Member of the Tokugawa-era special police force Shinsengumi

Niimi Nishiki (新見 錦) was born in Mito-han (now Ibaraki Prefecture). He was a master of the Shintomunen-ryu swordsmanship style. He was one of the original thirteen members of the Shinsengumi, together with Serizawa Kamo and Kondō Isami.

== Name ==
Although he took the name Niimi Nishiki, his real name remains obscure. Scholars have speculated that his real name may have been Niinomi Kumetarō (新家粂太郎). He is assumed to have been well educated, because the name Niimi Nishiki shows a play of pronunciation.

== Shinsengumi ==
Nishiki was originally one of the three commanders with Kondo and Serizawa but later he had his rank lowered to vice-commander.

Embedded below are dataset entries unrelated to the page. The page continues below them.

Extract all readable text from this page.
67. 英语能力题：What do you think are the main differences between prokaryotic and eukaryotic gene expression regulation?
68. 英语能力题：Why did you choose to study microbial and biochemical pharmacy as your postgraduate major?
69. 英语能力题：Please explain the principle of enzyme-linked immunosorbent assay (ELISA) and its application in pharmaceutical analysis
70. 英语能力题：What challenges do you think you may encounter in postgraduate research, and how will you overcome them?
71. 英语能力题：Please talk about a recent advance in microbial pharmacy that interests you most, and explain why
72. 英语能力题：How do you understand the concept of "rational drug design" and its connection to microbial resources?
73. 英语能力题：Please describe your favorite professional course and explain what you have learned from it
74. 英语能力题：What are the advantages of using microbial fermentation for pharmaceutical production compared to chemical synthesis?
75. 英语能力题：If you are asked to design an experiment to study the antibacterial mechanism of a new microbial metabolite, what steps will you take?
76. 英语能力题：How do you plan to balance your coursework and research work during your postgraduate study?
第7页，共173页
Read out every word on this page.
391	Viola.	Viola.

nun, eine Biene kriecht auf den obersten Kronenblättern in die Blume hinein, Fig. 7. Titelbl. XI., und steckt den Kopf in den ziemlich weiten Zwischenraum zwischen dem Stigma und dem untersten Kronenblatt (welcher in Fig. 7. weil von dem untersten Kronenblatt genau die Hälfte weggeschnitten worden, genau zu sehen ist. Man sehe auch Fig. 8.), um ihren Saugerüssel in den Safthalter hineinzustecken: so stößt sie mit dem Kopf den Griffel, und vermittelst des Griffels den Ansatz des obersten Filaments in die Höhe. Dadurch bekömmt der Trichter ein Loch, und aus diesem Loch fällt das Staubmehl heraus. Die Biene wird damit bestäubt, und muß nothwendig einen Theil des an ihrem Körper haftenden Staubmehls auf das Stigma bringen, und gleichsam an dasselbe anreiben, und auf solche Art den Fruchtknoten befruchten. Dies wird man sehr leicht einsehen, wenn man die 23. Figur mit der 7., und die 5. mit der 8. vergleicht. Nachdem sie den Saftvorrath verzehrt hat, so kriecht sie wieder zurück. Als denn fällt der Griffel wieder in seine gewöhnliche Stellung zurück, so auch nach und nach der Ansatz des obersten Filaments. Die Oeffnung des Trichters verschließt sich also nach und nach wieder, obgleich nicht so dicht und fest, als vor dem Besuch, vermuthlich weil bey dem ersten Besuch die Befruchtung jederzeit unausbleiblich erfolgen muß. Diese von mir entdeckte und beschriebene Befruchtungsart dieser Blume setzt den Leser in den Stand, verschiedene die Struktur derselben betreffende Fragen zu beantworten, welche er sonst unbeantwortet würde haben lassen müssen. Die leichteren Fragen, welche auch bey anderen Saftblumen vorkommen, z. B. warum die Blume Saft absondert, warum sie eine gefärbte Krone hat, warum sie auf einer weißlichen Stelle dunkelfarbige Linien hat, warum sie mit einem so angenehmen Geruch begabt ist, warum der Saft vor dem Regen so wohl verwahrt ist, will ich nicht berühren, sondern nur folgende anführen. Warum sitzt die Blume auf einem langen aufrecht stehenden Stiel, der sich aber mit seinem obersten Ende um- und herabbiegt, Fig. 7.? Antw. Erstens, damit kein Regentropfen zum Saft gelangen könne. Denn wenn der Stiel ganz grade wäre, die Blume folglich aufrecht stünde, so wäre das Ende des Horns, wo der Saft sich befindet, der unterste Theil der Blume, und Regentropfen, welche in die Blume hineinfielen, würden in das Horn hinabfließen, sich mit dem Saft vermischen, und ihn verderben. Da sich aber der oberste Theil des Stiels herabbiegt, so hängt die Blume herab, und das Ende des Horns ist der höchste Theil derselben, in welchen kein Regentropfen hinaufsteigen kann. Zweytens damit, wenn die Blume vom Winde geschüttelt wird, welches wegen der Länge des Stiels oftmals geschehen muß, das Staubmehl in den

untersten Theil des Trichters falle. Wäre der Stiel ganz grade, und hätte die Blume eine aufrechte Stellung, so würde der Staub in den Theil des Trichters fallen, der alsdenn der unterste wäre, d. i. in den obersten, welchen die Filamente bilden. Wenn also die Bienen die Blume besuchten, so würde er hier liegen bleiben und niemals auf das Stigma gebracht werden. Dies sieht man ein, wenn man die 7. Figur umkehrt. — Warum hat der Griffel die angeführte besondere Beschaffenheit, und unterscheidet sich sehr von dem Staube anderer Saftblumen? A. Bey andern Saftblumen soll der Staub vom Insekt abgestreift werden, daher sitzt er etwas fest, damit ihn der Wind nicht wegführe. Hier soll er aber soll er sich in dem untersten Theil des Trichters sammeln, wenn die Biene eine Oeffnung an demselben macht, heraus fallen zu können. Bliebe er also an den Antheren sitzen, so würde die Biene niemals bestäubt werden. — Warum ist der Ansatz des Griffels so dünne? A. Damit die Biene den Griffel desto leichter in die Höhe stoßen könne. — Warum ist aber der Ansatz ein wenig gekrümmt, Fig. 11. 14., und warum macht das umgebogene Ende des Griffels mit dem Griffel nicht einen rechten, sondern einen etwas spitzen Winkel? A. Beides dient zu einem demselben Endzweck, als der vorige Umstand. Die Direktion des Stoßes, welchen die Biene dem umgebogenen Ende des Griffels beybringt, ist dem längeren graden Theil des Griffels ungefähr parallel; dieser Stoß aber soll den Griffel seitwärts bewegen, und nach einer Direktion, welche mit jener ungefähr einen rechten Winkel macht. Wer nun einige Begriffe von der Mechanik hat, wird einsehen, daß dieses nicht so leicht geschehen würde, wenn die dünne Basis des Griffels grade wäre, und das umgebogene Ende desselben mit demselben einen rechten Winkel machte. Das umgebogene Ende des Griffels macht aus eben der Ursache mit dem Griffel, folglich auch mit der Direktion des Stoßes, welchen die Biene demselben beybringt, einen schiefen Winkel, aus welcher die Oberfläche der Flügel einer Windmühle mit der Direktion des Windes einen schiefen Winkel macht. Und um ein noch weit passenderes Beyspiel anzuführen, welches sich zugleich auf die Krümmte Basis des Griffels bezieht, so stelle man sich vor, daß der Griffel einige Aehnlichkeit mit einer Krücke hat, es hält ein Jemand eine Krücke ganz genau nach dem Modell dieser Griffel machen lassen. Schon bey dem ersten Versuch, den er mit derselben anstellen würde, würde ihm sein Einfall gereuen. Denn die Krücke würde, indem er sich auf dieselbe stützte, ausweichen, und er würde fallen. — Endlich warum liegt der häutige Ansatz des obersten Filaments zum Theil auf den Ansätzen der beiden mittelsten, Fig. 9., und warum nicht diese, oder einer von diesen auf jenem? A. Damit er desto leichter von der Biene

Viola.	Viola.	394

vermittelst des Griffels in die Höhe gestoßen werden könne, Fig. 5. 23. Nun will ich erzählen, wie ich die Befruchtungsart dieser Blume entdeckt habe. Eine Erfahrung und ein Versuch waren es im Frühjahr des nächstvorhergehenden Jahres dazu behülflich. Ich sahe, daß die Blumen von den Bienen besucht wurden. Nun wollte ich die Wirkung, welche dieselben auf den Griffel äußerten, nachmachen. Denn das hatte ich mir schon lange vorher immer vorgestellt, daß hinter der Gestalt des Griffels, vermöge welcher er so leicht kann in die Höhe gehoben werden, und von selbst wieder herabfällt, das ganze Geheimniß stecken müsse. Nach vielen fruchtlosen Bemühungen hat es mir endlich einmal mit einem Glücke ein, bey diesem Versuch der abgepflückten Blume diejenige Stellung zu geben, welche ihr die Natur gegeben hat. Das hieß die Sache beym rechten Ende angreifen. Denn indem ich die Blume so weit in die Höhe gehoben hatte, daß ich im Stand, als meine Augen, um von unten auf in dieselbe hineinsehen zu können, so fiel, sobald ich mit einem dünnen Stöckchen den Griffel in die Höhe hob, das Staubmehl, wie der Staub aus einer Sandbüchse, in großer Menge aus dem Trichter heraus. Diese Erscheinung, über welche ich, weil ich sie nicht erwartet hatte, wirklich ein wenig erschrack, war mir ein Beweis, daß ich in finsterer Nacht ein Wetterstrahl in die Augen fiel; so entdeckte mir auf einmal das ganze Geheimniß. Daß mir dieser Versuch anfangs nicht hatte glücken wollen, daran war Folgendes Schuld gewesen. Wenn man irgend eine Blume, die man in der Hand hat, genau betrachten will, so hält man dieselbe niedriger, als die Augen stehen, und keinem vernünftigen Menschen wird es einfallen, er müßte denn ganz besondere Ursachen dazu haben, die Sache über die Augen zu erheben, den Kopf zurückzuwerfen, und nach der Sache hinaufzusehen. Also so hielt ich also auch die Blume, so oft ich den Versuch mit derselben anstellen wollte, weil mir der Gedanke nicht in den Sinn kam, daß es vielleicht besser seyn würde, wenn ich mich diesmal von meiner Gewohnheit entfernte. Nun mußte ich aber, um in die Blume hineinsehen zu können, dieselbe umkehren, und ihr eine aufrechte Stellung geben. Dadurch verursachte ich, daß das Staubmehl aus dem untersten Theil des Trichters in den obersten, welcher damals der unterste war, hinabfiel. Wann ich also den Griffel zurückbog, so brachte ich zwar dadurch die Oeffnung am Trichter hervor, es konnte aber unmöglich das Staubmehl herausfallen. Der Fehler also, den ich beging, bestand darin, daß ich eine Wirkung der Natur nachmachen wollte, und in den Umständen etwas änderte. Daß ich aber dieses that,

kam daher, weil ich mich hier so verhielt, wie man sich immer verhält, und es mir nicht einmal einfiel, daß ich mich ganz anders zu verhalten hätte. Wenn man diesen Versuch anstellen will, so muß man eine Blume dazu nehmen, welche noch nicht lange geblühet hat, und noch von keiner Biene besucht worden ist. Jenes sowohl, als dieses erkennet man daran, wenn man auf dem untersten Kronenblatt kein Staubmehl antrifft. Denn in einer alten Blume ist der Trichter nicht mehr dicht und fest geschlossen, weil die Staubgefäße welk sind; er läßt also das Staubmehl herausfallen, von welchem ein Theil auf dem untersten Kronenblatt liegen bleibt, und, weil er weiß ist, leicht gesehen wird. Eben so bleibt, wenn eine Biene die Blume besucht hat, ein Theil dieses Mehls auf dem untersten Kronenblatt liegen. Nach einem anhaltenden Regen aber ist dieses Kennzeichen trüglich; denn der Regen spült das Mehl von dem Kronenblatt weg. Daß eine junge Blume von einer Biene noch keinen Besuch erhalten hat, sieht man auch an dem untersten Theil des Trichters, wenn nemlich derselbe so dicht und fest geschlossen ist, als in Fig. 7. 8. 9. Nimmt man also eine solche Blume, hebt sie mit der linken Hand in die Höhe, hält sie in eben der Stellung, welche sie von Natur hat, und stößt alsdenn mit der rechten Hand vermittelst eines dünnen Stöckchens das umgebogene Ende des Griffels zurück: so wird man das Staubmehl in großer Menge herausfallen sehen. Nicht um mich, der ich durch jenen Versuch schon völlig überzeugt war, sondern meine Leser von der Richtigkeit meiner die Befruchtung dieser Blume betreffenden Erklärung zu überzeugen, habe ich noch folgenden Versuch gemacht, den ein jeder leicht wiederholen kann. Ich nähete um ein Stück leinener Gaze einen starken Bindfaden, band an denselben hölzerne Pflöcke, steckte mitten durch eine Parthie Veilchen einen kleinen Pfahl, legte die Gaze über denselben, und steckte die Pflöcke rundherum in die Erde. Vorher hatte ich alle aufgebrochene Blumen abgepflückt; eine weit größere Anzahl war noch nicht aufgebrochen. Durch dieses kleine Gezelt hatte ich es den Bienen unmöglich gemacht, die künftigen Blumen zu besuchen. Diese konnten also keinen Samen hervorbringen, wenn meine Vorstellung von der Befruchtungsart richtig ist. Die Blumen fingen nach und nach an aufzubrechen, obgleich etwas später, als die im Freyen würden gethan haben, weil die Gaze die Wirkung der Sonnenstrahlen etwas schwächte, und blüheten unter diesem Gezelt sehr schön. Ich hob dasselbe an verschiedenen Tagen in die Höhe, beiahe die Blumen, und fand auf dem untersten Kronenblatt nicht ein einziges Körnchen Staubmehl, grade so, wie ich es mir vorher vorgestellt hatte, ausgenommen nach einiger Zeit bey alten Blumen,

There are speculations that he could have been a spy for the Chōshū Domain and that he also had close connections with Sonnō jōi groups in Mito and Tosa Province.

== Death ==
Being an important member of the Serizawa faction, Nishiki was later forced by Yamanami Keisuke and Hijikata Toshizō to commit seppuku around October 19 (by the lunar calendar, the 10th day of the ninth month), 1863. Serizawa and the other members of his group were assassinated about a week later by order of Matsudaira Katamori, the daimyō of the Aizu clan.